L’homme politique suit le courant de l’opinion et des media autant qu’un certain
fatalisme économique, comme si les hommes ne faisaient pas l’économie mais la
subissait ; il ne crée pas de valeurs, il en est le reflet. C’est pourquoi il me semble
nécessaire de recréer un intérêt à tous les niveaux pour ce domaine pour qu’un jour
le pouvoir politique, « l’ordre » de la société en général, se fonde sur quelque chose,
comme un réseau de valeurs cohérentes (le récif corallien) qui soit acceptable, qui lui
interdirait tout laxisme sous peine d’être condamné par l’opinion publique, un réseau
de valeurs dont l’homme soit le centre bien sûr.
La régression des religions, la régression des solidarités effectives (je pense au
traitement divers des catastrophes dans le monde dont certaines sont à peine
évoquées), la désintégration familiale (je pense au problème d’abandon des anciens
dans des mouroirs), une paradoxale montée de l’individualisme alors que tout est
traité globalement, un chômage décuplé par le mondialisme à tout crin, et le
développement technologique et un pouvoir gestionnaire sans limites ( je veux parler
des OPA), un désintérêt pour la chose publique qui dépasse la dimension de
l’individu ce qui entraîne une « anomie », un manque d’adhésion. Tout cela traduit
entre autre ce que j’ai appelé une crise d’identité de notre société globale. Ce n’est
pas tant qu’il n ’y ait aucune valeur, mais c’est plutôt que ces valeurs sont
dispersées, peu cohérentes, comme un filet de tennis distendu ou troué tant certains
de ses maillons sont vides de sens, de répercussion sur le quotidien parce qu’il y a
des choses à traiter dans l’urgence, sans penser à demain et qu’il faut bien « vivre
avec ce que l‘on a ». Et comment faire autrement puisque nulle part l’individu n’est
invité à penser et à agir différemment ? Ce n’est pas qu’il n’y ait personne pour
réagir, auteurs reconnus ou associations diverses, (la maçonnerie en est une), mais
là il s’agit d’une mode, vite désamorcée, là c’est la volonté de ne s’intéresser aux
effets plus qu’aux causes sans compter les récupérations de tout ce qui naît de non
politiquement correct ou de médiatiquement correct.

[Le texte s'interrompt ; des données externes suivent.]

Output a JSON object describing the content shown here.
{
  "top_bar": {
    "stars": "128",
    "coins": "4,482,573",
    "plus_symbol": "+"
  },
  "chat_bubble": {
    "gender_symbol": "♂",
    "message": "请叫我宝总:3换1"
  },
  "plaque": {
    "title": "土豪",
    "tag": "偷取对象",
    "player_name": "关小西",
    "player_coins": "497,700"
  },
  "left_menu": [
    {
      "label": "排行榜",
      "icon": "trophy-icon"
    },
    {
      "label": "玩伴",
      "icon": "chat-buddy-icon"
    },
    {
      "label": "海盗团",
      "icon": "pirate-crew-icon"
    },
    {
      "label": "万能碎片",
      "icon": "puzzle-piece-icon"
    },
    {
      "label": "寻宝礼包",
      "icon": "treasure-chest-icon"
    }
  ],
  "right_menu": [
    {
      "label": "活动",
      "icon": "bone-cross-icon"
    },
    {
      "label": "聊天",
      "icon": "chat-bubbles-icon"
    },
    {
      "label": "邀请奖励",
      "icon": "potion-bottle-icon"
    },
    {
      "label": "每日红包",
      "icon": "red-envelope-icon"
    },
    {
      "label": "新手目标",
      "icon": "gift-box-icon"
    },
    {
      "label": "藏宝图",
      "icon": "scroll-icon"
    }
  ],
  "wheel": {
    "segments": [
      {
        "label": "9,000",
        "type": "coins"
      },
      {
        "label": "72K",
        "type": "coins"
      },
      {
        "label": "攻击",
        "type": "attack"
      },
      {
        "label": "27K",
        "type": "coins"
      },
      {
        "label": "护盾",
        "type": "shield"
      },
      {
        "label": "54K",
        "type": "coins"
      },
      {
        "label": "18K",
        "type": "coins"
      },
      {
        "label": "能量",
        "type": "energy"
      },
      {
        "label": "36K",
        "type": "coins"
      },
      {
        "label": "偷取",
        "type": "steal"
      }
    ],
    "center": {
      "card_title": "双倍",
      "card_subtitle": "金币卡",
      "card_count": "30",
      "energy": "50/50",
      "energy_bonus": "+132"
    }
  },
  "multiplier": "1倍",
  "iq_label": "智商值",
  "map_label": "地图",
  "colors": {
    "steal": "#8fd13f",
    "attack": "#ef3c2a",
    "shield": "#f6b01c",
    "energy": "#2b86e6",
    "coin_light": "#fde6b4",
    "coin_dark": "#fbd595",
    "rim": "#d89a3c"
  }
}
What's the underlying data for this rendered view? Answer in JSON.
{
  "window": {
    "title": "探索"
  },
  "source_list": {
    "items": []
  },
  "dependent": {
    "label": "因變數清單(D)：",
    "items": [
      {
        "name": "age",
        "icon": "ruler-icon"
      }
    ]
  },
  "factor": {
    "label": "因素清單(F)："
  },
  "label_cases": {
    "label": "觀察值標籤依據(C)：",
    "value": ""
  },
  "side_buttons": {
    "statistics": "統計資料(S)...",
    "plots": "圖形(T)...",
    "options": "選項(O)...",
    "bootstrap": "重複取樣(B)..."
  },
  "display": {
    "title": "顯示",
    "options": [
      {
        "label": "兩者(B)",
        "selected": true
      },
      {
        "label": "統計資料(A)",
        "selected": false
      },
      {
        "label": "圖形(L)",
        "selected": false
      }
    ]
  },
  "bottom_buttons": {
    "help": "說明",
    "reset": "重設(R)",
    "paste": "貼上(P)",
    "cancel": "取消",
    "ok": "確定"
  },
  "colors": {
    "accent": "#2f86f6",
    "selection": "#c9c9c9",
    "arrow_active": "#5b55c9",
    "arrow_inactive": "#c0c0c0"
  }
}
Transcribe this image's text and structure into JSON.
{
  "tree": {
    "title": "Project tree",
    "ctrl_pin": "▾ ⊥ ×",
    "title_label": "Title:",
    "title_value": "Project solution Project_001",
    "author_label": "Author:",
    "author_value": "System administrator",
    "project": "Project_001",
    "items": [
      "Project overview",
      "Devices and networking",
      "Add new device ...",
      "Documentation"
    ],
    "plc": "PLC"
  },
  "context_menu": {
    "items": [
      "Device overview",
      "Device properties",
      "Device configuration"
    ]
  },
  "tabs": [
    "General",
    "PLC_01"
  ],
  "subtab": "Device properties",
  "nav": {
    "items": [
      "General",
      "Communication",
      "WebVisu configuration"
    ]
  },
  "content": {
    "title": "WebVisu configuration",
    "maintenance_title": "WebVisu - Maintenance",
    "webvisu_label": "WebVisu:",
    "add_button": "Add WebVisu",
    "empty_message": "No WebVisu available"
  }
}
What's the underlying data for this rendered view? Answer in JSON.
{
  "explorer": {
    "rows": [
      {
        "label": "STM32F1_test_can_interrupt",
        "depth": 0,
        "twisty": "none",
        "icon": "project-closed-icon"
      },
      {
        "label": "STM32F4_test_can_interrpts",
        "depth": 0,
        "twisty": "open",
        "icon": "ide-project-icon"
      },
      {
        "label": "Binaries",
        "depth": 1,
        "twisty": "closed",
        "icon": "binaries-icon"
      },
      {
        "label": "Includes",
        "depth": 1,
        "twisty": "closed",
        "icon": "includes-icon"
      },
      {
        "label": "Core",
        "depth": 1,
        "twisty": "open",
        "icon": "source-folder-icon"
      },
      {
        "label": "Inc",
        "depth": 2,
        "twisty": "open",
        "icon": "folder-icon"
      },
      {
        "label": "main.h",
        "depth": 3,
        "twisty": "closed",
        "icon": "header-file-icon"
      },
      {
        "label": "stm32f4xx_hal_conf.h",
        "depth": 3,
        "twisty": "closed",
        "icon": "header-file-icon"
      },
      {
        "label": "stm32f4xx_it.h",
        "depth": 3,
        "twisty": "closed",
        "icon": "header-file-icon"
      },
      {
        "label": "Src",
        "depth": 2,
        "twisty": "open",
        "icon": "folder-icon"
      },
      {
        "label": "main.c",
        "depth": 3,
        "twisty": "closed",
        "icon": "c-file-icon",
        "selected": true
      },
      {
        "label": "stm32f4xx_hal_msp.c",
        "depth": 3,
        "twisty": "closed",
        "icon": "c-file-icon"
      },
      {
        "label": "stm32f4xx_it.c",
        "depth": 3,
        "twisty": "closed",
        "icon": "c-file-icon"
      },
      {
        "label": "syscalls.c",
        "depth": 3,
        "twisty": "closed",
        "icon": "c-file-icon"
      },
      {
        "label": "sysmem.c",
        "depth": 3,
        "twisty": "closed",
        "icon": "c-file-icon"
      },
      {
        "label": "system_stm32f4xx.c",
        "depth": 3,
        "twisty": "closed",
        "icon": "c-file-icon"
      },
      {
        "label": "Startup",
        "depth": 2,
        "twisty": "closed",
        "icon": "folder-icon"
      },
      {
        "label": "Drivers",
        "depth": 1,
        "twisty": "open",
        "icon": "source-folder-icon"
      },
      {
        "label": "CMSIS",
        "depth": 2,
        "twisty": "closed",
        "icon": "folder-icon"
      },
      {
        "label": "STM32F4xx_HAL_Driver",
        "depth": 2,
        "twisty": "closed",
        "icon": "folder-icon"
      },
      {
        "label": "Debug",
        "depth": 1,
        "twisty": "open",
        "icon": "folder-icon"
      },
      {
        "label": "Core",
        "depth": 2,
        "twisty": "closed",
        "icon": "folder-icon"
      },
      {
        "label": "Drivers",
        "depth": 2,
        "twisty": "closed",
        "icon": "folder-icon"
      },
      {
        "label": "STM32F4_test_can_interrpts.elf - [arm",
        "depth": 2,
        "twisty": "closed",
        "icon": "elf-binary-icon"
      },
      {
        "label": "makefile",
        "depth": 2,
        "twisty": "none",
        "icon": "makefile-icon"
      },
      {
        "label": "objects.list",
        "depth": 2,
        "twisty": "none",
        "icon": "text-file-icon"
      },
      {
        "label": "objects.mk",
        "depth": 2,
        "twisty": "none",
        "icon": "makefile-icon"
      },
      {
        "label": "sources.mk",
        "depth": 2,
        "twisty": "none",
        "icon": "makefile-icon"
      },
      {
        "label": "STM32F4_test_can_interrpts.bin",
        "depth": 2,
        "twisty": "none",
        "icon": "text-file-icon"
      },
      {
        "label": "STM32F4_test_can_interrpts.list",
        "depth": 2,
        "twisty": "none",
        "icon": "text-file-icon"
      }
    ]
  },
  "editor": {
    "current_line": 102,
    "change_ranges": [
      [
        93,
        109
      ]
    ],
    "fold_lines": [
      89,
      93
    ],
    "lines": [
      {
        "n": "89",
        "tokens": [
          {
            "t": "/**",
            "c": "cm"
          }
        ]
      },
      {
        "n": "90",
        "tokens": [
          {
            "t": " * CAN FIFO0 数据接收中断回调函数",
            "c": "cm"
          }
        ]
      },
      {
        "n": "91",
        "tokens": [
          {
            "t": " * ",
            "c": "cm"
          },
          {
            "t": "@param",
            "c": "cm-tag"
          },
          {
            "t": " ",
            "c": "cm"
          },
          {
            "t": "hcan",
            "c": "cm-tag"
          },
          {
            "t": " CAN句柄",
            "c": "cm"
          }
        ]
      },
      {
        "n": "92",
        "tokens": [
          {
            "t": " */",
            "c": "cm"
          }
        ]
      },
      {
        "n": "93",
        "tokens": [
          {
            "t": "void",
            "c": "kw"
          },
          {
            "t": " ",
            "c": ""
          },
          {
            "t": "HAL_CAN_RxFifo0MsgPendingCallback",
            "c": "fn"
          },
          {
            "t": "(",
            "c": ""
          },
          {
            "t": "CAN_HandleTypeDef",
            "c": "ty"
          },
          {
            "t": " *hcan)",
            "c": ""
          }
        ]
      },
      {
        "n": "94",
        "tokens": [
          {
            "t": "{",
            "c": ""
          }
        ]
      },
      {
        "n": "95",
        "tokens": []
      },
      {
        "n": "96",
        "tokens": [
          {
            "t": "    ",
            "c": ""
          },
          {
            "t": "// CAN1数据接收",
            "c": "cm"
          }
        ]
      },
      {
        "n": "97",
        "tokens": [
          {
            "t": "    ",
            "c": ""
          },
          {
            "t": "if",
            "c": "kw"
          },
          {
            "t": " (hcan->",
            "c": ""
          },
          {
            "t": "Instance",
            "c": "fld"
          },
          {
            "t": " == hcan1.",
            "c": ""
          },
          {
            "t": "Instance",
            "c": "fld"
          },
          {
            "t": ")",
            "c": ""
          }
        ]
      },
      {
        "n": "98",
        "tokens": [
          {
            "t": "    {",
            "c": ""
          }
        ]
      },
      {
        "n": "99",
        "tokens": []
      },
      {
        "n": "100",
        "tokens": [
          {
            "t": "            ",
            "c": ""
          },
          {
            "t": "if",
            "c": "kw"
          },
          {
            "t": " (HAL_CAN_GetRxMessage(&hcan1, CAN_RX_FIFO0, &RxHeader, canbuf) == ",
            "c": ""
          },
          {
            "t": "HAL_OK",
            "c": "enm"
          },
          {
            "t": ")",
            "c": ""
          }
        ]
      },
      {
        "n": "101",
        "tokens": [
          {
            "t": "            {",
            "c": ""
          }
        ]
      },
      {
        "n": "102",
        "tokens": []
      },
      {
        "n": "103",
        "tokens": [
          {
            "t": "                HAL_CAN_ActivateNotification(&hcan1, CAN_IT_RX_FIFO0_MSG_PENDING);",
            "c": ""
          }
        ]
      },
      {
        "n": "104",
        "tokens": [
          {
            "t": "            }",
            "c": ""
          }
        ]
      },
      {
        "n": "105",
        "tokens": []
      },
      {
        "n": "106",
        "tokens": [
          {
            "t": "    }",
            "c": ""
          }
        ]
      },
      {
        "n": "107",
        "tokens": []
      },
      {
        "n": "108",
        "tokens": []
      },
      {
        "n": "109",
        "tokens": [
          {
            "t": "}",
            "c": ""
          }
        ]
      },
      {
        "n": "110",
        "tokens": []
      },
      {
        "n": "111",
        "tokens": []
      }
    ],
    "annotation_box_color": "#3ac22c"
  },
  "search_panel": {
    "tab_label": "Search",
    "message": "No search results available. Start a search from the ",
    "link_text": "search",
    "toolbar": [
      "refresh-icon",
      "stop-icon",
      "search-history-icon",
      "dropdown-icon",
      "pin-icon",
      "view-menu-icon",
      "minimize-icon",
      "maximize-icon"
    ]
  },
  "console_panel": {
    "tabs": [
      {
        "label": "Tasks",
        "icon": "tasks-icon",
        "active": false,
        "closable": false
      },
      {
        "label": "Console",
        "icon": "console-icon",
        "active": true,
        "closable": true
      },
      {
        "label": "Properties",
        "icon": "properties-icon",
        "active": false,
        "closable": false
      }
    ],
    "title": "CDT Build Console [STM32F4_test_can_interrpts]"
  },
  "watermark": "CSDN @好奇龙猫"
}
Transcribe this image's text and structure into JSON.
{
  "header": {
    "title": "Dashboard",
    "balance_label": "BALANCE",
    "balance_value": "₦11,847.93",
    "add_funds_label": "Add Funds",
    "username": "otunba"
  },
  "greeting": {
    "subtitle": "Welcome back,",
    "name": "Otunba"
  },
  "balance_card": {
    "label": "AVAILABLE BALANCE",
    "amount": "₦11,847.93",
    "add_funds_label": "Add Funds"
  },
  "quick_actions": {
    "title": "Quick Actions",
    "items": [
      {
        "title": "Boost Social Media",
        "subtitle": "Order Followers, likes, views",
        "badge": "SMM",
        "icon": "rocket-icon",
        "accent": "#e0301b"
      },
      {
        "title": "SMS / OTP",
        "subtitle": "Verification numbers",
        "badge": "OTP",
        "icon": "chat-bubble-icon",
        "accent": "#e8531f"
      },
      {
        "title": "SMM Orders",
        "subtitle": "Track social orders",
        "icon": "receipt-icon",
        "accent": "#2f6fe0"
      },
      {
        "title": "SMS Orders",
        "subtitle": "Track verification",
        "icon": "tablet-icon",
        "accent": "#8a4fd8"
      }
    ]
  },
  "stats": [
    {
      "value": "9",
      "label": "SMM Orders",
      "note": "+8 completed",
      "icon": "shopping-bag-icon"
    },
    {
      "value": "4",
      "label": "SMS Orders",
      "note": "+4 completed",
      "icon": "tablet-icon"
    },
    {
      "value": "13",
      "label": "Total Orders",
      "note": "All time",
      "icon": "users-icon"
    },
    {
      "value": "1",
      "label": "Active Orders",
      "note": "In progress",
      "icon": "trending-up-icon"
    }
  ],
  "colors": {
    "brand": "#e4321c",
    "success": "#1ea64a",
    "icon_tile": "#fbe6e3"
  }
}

Il me semble qu’inciter à « réfléchir sur les valeurs » ne revient pas à faire la morale
aux autres, ni prôner une valeur plutôt qu’une autre. Or ceci est bien difficile, car on
ne peut s’empêcher de croire que ce à quoi on croit est vrai donc l’imposer aux
autres : depuis la nuit des temps les hommes se sont intéressés à la notion du « bien
» et « du mal » car en fin de compte tout revient à cela, qu’ils se soient inspirés du
code Hammourabi ou du Décalogue, ou qu ‘ils s’appuient sur d’autres cultures, les
hommes, on le sait, se sont souvent entretués au nom de valeurs dont ils croyaient
détenir la vérité. L’actualité nous montre bien que pour certains « la liberté de la
presse » convient et pour d’autres cette « liberté ne peut qu’être restreinte ». La
liberté de la presse n’est donc pas une valeur universelle.
Tout ceci pour expliquer pourquoi j’ai écrit, conformément à ma promesse, un
modeste essai en 7 chapitres non pas sur les valeurs elles-mêmes mais sur la façon
nous nous forgeons des opinions, des valeurs, en fonction de nos formations ou
aptitudes innées. J’ai essayé de mettre en relief que tout ce qui concerne ce en quoi
nous semblons croire le plus n’était que contingent dans le temps et dans l’espace ;
à tout moment on peut s’enfermer dans les dogmes et faire de nos valeurs un
prétexte à renier l’autre, à prendre le pouvoir et faire la guerre à l’autre.